Desde a implementação do PPI, em 15 de outubro de 2016, até a última sexta-feira (17), considerando os aumentos anunciados na sexta, o preço do gás de cozinha acumula alta de 324%.
No mesmo intervalo, o salário mínimo subiu 37,7%, e o principal medidor de inflação, o IPCA/IBGE, 35%.
O custo do gás de cozinha afeta diretamente o orçamento doméstico da maioria das famílias brasileiras, que o usam para preparar seus alimentos. O impacto é maior para as famílias mais pobres.
Os preços do diesel, por sua vez, acumulam alta de 221,6% desde o início da PPI até hoje, e os da gasolina, subiram 170,6% no mesmo intervalo. Os preços de referência usados são os mesmos na refinaria.
Com o anúncio de um novo aumento nos preços dos combustíveis da Petrobras na última semana, cresceu a expectativa de maior arrocho econômico para a população. O preço da cesta básica registrado em maio de 2022, por exemplo, está até 23,94% mais alto do que no mesmo mês do ano passado.
“(O preço dos combustíveis) Impactou, na medida em que muitas pessoas não conseguem comprar o gás. Muitos cozinham com etano ou na lenha. A situação é deplorável, à medida que não se tem o básico e o essencial para viver. Não tem gás e, em grande parte, nem alimento para sobreviver”, diz o padre católico Júlio Lancellotti, que realiza trabalho assistencial no centro de São Paulo.

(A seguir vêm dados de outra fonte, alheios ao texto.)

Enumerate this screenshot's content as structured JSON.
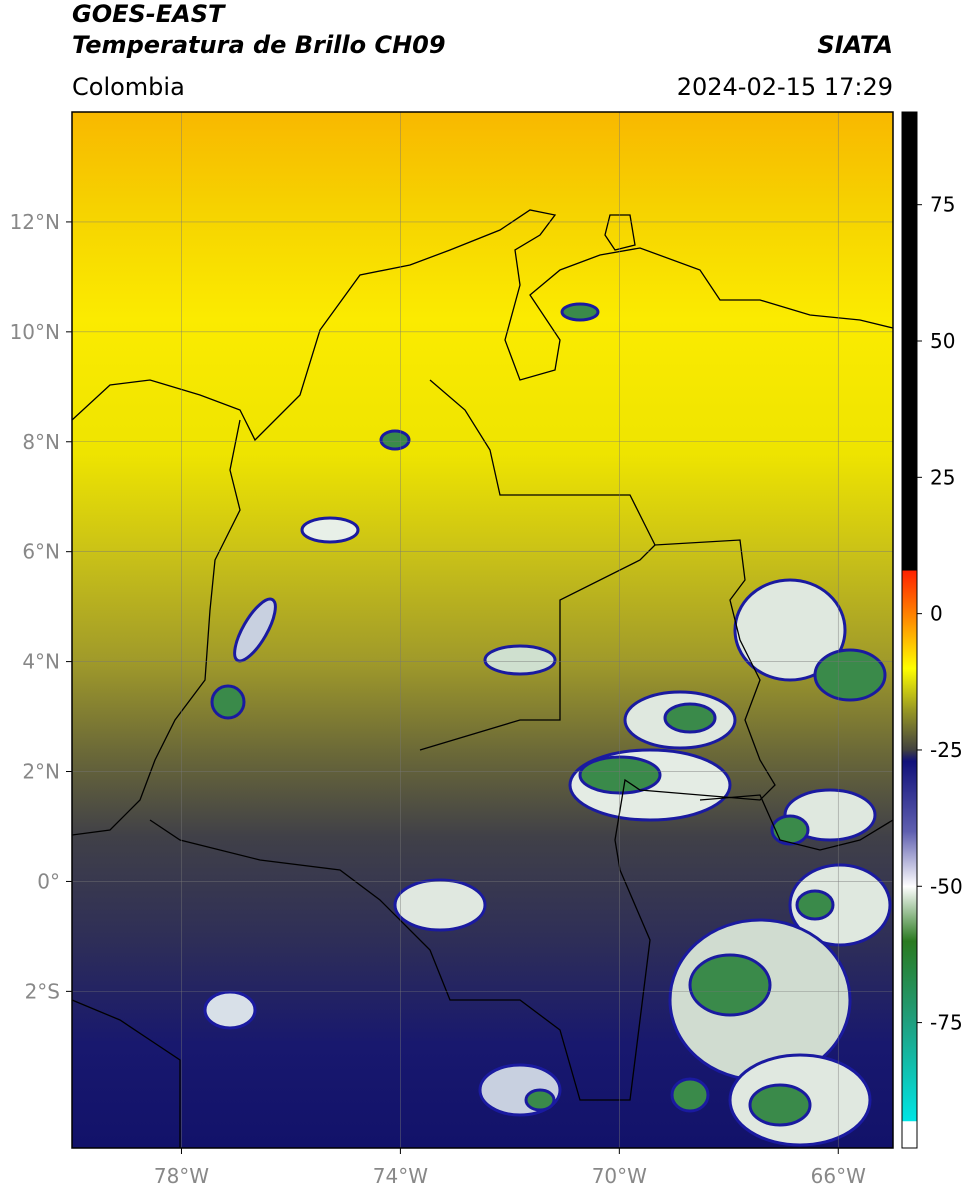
{
  "header": {
    "title": "GOES-EAST",
    "subtitle": "Temperatura de Brillo CH09",
    "region": "Colombia",
    "agency": "SIATA",
    "datetime": "2024-02-15 17:29"
  },
  "map": {
    "xlim": [
      -80,
      -65
    ],
    "ylim": [
      -4.85,
      14
    ],
    "xticks": [
      {
        "value": -78,
        "label": "78°W"
      },
      {
        "value": -74,
        "label": "74°W"
      },
      {
        "value": -70,
        "label": "70°W"
      },
      {
        "value": -66,
        "label": "66°W"
      }
    ],
    "yticks": [
      {
        "value": 12,
        "label": "12°N"
      },
      {
        "value": 10,
        "label": "10°N"
      },
      {
        "value": 8,
        "label": "8°N"
      },
      {
        "value": 6,
        "label": "6°N"
      },
      {
        "value": 4,
        "label": "4°N"
      },
      {
        "value": 2,
        "label": "2°N"
      },
      {
        "value": 0,
        "label": "0°"
      },
      {
        "value": -2,
        "label": "2°S"
      }
    ],
    "grid": true
  },
  "colorbar": {
    "lim": [
      -98,
      92
    ],
    "ticks": [
      75,
      50,
      25,
      0,
      -25,
      -50,
      -75
    ],
    "stops": [
      {
        "value": -98,
        "color": "#ffffff"
      },
      {
        "value": -93,
        "color": "#ffffff"
      },
      {
        "value": -93,
        "color": "#00e5e5"
      },
      {
        "value": -75,
        "color": "#20a080"
      },
      {
        "value": -60,
        "color": "#2a7a20"
      },
      {
        "value": -50,
        "color": "#ffffff"
      },
      {
        "value": -40,
        "color": "#6060b0"
      },
      {
        "value": -27,
        "color": "#10107a"
      },
      {
        "value": -25,
        "color": "#404040"
      },
      {
        "value": -17,
        "color": "#a0a020"
      },
      {
        "value": -10,
        "color": "#ffff00"
      },
      {
        "value": -2,
        "color": "#ff9900"
      },
      {
        "value": 8,
        "color": "#ff2000"
      },
      {
        "value": 8,
        "color": "#000000"
      },
      {
        "value": 92,
        "color": "#000000"
      }
    ]
  }
}
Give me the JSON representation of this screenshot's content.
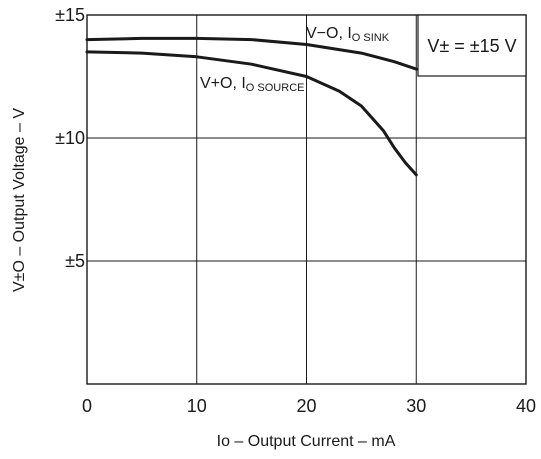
{
  "chart_data": {
    "type": "line",
    "xlabel": "Io – Output Current – mA",
    "ylabel": "V±O – Output Voltage – V",
    "xlim": [
      0,
      40
    ],
    "ylim": [
      0,
      15
    ],
    "xticks": [
      {
        "value": 0,
        "label": "0"
      },
      {
        "value": 10,
        "label": "10"
      },
      {
        "value": 20,
        "label": "20"
      },
      {
        "value": 30,
        "label": "30"
      },
      {
        "value": 40,
        "label": "40"
      }
    ],
    "yticks": [
      {
        "value": 5,
        "label": "±5"
      },
      {
        "value": 10,
        "label": "±10"
      },
      {
        "value": 15,
        "label": "±15"
      }
    ],
    "grid": true,
    "annotation": "V± = ±15 V",
    "series": [
      {
        "name": "V−O, IO SINK",
        "label_main": "V−O, I",
        "label_sub": "O SINK",
        "x": [
          0,
          5,
          10,
          15,
          20,
          25,
          28,
          30
        ],
        "y": [
          14.0,
          14.05,
          14.05,
          14.0,
          13.8,
          13.45,
          13.1,
          12.8
        ]
      },
      {
        "name": "V+O, IO SOURCE",
        "label_main": "V+O, I",
        "label_sub": "O SOURCE",
        "x": [
          0,
          5,
          10,
          15,
          20,
          23,
          25,
          27,
          28,
          29,
          30
        ],
        "y": [
          13.5,
          13.45,
          13.3,
          13.0,
          12.5,
          11.9,
          11.3,
          10.3,
          9.6,
          9.0,
          8.5
        ]
      }
    ]
  }
}
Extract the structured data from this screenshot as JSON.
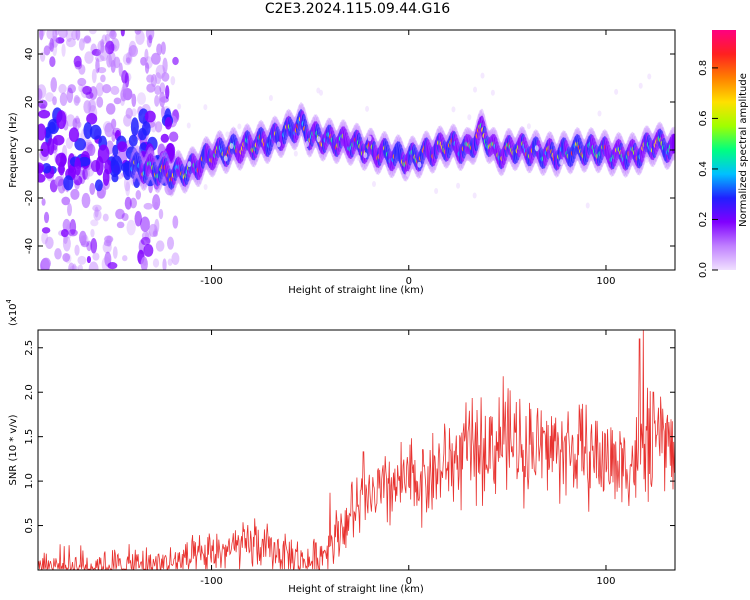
{
  "title": "C2E3.2024.115.09.44.G16",
  "colors": {
    "snr_line": "#e8322f",
    "axes": "#000000",
    "colormap": [
      "#f0e0ff",
      "#c080ff",
      "#8000ff",
      "#2020ff",
      "#00c0ff",
      "#00ff80",
      "#a0ff00",
      "#ffe000",
      "#ff8000",
      "#ff2020",
      "#ff0080"
    ]
  },
  "chart_data": [
    {
      "type": "heatmap",
      "xlabel": "Height of straight line (km)",
      "ylabel": "Frequency (Hz)",
      "xlim": [
        -188,
        135
      ],
      "ylim": [
        -50,
        50
      ],
      "xticks": [
        -100,
        0,
        100
      ],
      "yticks": [
        -40,
        -20,
        0,
        20,
        40
      ],
      "colorbar": {
        "label": "Normalized spectral amplitude",
        "range": [
          0,
          0.95
        ],
        "ticks": [
          0.0,
          0.2,
          0.4,
          0.6,
          0.8
        ]
      },
      "ridge": {
        "description": "dominant frequency ridge",
        "x": [
          -140,
          -130,
          -120,
          -110,
          -100,
          -90,
          -80,
          -70,
          -60,
          -55,
          -50,
          -40,
          -30,
          -20,
          -10,
          0,
          10,
          20,
          30,
          37,
          45,
          55,
          65,
          75,
          85,
          95,
          105,
          115,
          125,
          135
        ],
        "y": [
          -7,
          -8,
          -10,
          -8,
          -2,
          0,
          2,
          4,
          8,
          11,
          6,
          4,
          3,
          0,
          -2,
          -4,
          -1,
          2,
          0,
          8,
          -2,
          1,
          -1,
          -2,
          0,
          0,
          -2,
          -2,
          3,
          0
        ]
      }
    },
    {
      "type": "line",
      "xlabel": "Height of straight line (km)",
      "ylabel": "SNR (10 * v/v)",
      "y_multiplier": "(x10^4)",
      "y_multiplier_base": "(x10",
      "y_multiplier_exp": "4",
      "y_multiplier_close": ")",
      "xlim": [
        -188,
        135
      ],
      "ylim": [
        0,
        2.7
      ],
      "xticks": [
        -100,
        0,
        100
      ],
      "yticks": [
        0.5,
        1.0,
        1.5,
        2.0,
        2.5
      ],
      "ytick_labels": [
        "0.5",
        "1.0",
        "1.5",
        "2.0",
        "2.5"
      ],
      "series": [
        {
          "trend_x": [
            -188,
            -150,
            -130,
            -120,
            -105,
            -95,
            -85,
            -78,
            -72,
            -65,
            -60,
            -55,
            -50,
            -45,
            -40,
            -35,
            -30,
            -25,
            -20,
            -10,
            0,
            10,
            20,
            30,
            40,
            50,
            60,
            70,
            80,
            90,
            100,
            110,
            115,
            120,
            125,
            130,
            135
          ],
          "trend_y": [
            0.05,
            0.04,
            0.05,
            0.08,
            0.14,
            0.22,
            0.25,
            0.28,
            0.24,
            0.2,
            0.16,
            0.1,
            0.08,
            0.14,
            0.3,
            0.45,
            0.6,
            0.7,
            0.8,
            0.9,
            1.0,
            1.05,
            1.2,
            1.3,
            1.4,
            1.42,
            1.4,
            1.38,
            1.35,
            1.3,
            1.25,
            1.2,
            1.22,
            1.3,
            1.4,
            1.5,
            1.3
          ],
          "peaks_x": [
            -78,
            -48,
            -40,
            -23,
            -10,
            28,
            48,
            54,
            117,
            119,
            121,
            124,
            128
          ],
          "peaks_y": [
            0.58,
            0.35,
            0.87,
            1.33,
            1.22,
            1.65,
            2.18,
            1.55,
            2.6,
            2.7,
            2.05,
            2.0,
            1.75
          ]
        }
      ]
    }
  ]
}
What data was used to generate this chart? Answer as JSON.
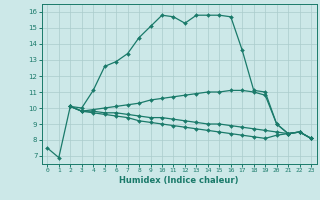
{
  "title": "",
  "xlabel": "Humidex (Indice chaleur)",
  "ylabel": "",
  "bg_color": "#cce8e8",
  "grid_color": "#aacccc",
  "line_color": "#1a7a6a",
  "xlim": [
    -0.5,
    23.5
  ],
  "ylim": [
    6.5,
    16.5
  ],
  "xticks": [
    0,
    1,
    2,
    3,
    4,
    5,
    6,
    7,
    8,
    9,
    10,
    11,
    12,
    13,
    14,
    15,
    16,
    17,
    18,
    19,
    20,
    21,
    22,
    23
  ],
  "yticks": [
    7,
    8,
    9,
    10,
    11,
    12,
    13,
    14,
    15,
    16
  ],
  "line1_x": [
    0,
    1,
    2,
    3,
    4,
    5,
    6,
    7,
    8,
    9,
    10,
    11,
    12,
    13,
    14,
    15,
    16,
    17,
    18,
    19,
    20,
    21,
    22,
    23
  ],
  "line1_y": [
    7.5,
    6.9,
    10.1,
    10.0,
    11.1,
    12.6,
    12.9,
    13.4,
    14.4,
    15.1,
    15.8,
    15.7,
    15.3,
    15.8,
    15.8,
    15.8,
    15.7,
    13.6,
    11.1,
    11.0,
    9.0,
    8.4,
    8.5,
    8.1
  ],
  "line2_x": [
    2,
    3,
    4,
    5,
    6,
    7,
    8,
    9,
    10,
    11,
    12,
    13,
    14,
    15,
    16,
    17,
    18,
    19,
    20,
    21,
    22,
    23
  ],
  "line2_y": [
    10.1,
    9.8,
    9.9,
    10.0,
    10.1,
    10.2,
    10.3,
    10.5,
    10.6,
    10.7,
    10.8,
    10.9,
    11.0,
    11.0,
    11.1,
    11.1,
    11.0,
    10.8,
    9.0,
    8.4,
    8.5,
    8.1
  ],
  "line3_x": [
    2,
    3,
    4,
    5,
    6,
    7,
    8,
    9,
    10,
    11,
    12,
    13,
    14,
    15,
    16,
    17,
    18,
    19,
    20,
    21,
    22,
    23
  ],
  "line3_y": [
    10.1,
    9.8,
    9.8,
    9.7,
    9.7,
    9.6,
    9.5,
    9.4,
    9.4,
    9.3,
    9.2,
    9.1,
    9.0,
    9.0,
    8.9,
    8.8,
    8.7,
    8.6,
    8.5,
    8.4,
    8.5,
    8.1
  ],
  "line4_x": [
    2,
    3,
    4,
    5,
    6,
    7,
    8,
    9,
    10,
    11,
    12,
    13,
    14,
    15,
    16,
    17,
    18,
    19,
    20,
    21,
    22,
    23
  ],
  "line4_y": [
    10.1,
    9.8,
    9.7,
    9.6,
    9.5,
    9.4,
    9.2,
    9.1,
    9.0,
    8.9,
    8.8,
    8.7,
    8.6,
    8.5,
    8.4,
    8.3,
    8.2,
    8.1,
    8.3,
    8.4,
    8.5,
    8.1
  ]
}
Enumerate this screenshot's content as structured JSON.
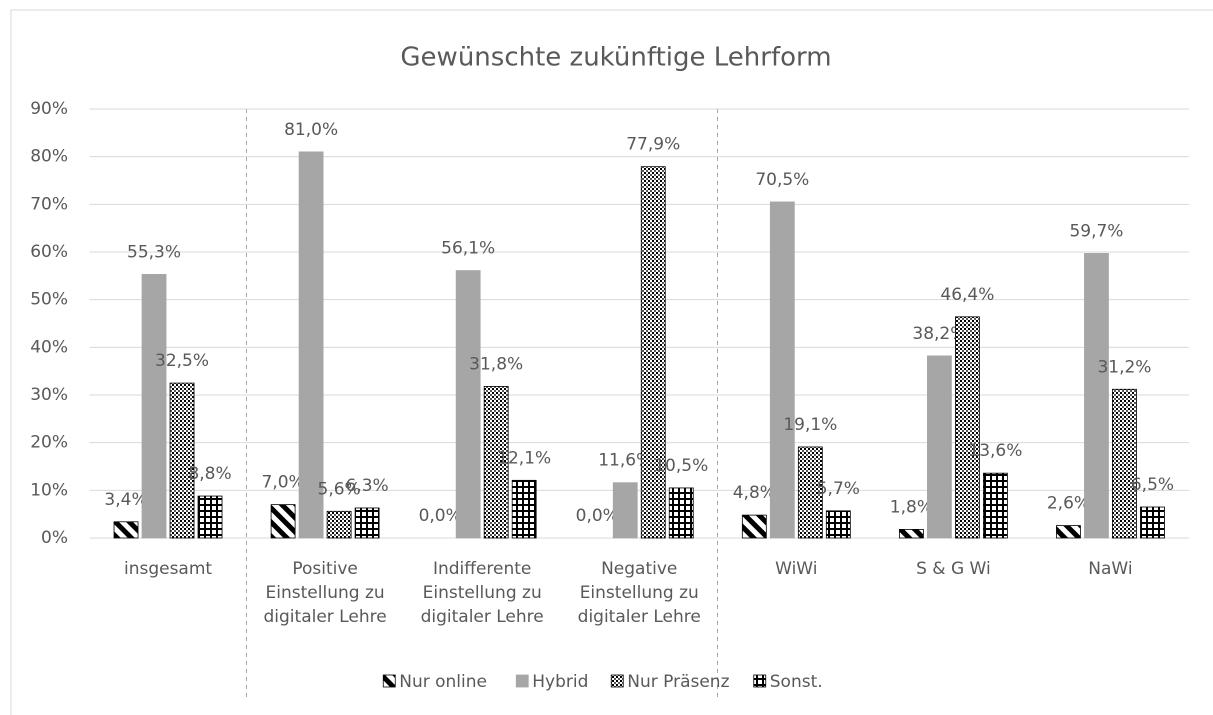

O cenário descrito pelo padre, reconhecido mundialmente pelos seus trabalhos sociais, é uma das características mais perversas da inflação, que não deve ceder tão cedo.
“Produtos como gás de cozinha, gasolina e óleo diesel são o que nós, economistas, chamamos de itens com demanda inelástica, ou seja, de difícil substituição. Nesse caso, há muito pouca coisa que os trabalhadores possam fazer no curto prazo”, explica o professor Giácomo Balbinotto, da Universidade Federal do Rio Grande do Sul (UFRGS).
Um dos mais tradicionais indicadores da economia brasileira, o preço da cesta básica não para de subir. No período de um ano, até maio passado, o aumento foi sentido em todas as capitais, com variações que oscilaram entre 13,17%, em Vitória e 23,94%, em Recife.
Apenas entre abril e maio, as maiores elevações nos preços da cesta básica foram registradas em Belém (2,99%), Recife (2,26%) e Salvador (0,53%). São Paulo foi a capital onde o conjunto dos alimentos básicos apresentou o maior custo em maio, de R$ 777,93. Florianópolis teve uma cesta básica de R$ 772,07; Porto Alegre, de R$ 768,76; e o Rio de Janeiro, de R$ 723,55.